31 Ekim 2011 Pazartesi

Mutluluk bu olsa gerek

Bebeklerimin doğumundan beri pek çok şey mutlu etti beni. İlk gülücükleri, boynuma sarılmaları, anne demeleri. Ama bu akşamki kadar mutlu eden birşey olmamıştı sanırım.

Akşam kocamla eve gelip antreye girdiğimizde minik oğlumuz içeride odalarının kapısında duruyordu. Bizi görünce tıpış tıpış yürüyerek bir yandan da gülerek bize doğru gelmeye başladı. Hemen arkasından minik kızımız çıktı ve o da minik adımlarla bizi karşılamaya geldi.
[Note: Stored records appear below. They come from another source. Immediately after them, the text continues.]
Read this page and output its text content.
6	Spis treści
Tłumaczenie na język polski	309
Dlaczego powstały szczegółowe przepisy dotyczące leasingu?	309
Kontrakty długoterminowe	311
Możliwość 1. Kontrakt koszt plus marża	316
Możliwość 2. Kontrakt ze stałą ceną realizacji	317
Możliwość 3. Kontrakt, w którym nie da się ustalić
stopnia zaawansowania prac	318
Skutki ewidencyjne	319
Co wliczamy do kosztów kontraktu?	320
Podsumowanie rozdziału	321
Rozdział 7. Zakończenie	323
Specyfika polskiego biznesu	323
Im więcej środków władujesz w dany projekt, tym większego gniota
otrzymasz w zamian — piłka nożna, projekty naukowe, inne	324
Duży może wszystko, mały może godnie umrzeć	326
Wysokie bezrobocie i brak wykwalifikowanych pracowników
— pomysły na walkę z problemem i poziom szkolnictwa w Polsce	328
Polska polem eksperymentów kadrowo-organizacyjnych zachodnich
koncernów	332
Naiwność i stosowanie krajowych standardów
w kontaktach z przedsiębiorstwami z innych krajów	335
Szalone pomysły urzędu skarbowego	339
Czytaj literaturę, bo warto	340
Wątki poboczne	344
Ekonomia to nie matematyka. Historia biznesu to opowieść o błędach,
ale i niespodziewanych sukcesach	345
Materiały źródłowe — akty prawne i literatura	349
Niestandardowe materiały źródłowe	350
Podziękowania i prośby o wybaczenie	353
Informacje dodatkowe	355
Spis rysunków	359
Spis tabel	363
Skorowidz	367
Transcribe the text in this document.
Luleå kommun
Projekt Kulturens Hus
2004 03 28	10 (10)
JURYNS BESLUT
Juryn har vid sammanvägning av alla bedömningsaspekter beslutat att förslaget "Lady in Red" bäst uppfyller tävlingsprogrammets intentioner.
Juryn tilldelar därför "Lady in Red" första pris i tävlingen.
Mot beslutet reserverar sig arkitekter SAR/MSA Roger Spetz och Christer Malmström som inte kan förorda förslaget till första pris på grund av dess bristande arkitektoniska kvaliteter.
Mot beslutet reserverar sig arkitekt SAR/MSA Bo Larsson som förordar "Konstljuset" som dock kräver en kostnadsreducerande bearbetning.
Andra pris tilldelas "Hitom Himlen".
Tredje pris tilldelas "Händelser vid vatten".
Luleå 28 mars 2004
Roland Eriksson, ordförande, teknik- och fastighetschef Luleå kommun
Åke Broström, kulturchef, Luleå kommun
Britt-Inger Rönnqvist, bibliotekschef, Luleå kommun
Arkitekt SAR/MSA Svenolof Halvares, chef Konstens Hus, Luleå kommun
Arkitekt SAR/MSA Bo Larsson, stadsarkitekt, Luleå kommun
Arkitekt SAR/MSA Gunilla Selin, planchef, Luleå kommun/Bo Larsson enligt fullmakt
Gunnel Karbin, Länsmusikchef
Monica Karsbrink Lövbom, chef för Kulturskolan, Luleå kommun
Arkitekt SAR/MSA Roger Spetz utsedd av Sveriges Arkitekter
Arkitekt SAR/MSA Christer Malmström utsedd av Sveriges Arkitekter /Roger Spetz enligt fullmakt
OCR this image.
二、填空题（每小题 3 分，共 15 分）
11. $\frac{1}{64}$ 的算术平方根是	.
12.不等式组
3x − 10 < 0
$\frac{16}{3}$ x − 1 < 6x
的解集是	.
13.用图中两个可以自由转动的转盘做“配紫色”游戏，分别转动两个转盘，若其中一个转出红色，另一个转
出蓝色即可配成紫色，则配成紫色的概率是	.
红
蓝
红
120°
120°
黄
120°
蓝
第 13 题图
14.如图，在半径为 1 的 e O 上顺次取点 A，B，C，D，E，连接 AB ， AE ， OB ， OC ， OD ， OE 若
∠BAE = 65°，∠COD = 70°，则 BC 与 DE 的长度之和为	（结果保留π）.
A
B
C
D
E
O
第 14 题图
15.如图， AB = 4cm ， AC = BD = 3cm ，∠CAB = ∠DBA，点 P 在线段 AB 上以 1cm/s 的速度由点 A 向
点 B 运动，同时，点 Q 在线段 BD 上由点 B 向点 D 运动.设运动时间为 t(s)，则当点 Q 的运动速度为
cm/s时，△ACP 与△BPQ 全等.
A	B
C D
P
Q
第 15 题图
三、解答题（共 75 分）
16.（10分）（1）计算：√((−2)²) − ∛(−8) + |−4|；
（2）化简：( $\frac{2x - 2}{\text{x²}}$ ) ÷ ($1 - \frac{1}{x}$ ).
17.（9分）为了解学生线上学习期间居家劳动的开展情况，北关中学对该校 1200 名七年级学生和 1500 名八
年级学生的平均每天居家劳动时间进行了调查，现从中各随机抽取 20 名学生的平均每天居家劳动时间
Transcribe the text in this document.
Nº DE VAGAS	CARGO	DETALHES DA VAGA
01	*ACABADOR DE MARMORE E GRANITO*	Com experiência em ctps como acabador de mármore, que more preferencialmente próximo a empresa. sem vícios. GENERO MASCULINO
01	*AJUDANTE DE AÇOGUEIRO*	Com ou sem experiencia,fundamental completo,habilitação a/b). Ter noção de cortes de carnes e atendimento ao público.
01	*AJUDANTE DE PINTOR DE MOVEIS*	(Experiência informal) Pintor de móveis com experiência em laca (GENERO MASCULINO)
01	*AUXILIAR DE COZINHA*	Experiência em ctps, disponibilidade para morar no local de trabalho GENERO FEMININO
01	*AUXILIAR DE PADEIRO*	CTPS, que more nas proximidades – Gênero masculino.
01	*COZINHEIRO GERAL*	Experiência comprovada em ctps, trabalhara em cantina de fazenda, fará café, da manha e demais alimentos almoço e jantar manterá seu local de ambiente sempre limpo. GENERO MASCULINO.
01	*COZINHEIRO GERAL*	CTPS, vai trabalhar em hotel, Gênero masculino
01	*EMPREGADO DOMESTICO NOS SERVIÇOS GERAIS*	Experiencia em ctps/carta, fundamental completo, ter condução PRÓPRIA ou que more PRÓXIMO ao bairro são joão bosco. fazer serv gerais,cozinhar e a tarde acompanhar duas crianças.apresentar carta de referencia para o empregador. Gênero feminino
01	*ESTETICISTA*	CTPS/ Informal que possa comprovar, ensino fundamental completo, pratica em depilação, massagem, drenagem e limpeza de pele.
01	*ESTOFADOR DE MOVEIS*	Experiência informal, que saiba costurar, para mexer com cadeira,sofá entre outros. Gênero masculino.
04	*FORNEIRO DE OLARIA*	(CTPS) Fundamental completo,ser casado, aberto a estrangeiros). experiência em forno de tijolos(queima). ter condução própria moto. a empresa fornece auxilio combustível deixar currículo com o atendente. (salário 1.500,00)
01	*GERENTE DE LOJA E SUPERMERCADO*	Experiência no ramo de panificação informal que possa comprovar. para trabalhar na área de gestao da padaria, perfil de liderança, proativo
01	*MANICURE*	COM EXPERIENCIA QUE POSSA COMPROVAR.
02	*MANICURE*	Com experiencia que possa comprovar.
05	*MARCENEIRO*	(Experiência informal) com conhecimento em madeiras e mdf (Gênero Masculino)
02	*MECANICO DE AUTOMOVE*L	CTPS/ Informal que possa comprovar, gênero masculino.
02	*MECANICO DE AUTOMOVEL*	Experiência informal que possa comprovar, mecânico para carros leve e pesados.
Oğlumuz önce bizi es geçip mutfak tarafına döndü, sonra bir odalarının kapısına bir bize doğru turlamaya devam etti. Kızımızsa kendini sırayla önce babasının sonra da benim kollarıma atınca dünyalar bizim oldu.

Akşam eve gelince çocuklar tarafından karşılanmaktan güzel birşey var mı? Bebeklerim büyüdükçe daha ne güzelliklerle karşılaşacağız kim bilir :)

29 Ekim 2011 Cumartesi

En büyük bayramımız bu bizim, kutlamamak ne demek!

29 Ekim Cumhuriyetimizin kuruluş günü. Atatürk ölüm döşeğindeyken bile kutlamaların iptal edilmesini istememiş. Birlik ve beraberliğimizi en fazla göstermemiz gereken bu zamanda iptal edilmesi düşündürücü. Birçok kişinin umrunda olmayacak belki ama benim umrumda. Haydi herşeyi bir kenara bırakın, Cumhuriyetimizi kurmak için savaşan şehitlerimize, sayıları artık bir elin parmaklarını geçmeyecek kadar kalan gazilerimize ve yine Cumhuriyetimizi korumak için şehit olan, gazi olan askerlerimize, polislerimize, korucularımıza, onların ailelerine borçluyuz bunu.

Biz bayrağımızı astık günler öncesinden. Bu yıl Türk Yıldızlarını seyredip gururlanamadık belki, marşlarımızı hep birlikte söyleyemedik ama çocuklarıma anlattım ben bugünü neden kutlamamız gerektiğini. İleride maalesef ilk 29 Ekim'lerinin nasıl iptal edildiğini de anlatacağım onlara.

Cumhuriyetimizin 88. yılı hepimize kutlu olsun.

25 Ekim 2011 Salı

Ayıp olmuyor mu?

Sosyal medyada oh iyi oldu diyenler varmış, inanamadım. İnsanlığımızı bu kadar mı kaybettik?
Fakültemiz de yardım kampanyası düzenliyormuş, çok sevindim. Haberlerde özellikle minicik çocukları gördükçe içim acıyordu çünkü. Bebeklerimin giymediği kışlıklarını, küçülenlerini hemen ayırıp yollacağım oradaki yavrulara. Bebeklerime yeni aldığım, içi kürklü minicik botlar da eminim orada daha çok işe yarayacaktır.
Hepimiz elimizden geleni yapalım, biz de enkaz altında kalabilirdik, bunun bir garantisi yok ne de olsa.

24 Ekim 2011 Pazartesi

Olmaması gereken herşey oluyor nedense

Deprem öldürmez, binalar öldürür derler ya hep, işte yine bu oldu. Deprem büyüktü elbet, ama dayanıklı evler yapılamaz mıydı? İnşaat mühendisleri bunun için okumuyor mu bu ülkede? Belediyeler inşaat ruhsatı verirken hiç mi denetim yapmıyor? Peki sonuçta nasıl oluyor da müteahhitler istedikleri gibi at koşturabiliyor da yüzlerce canımız gidiyor?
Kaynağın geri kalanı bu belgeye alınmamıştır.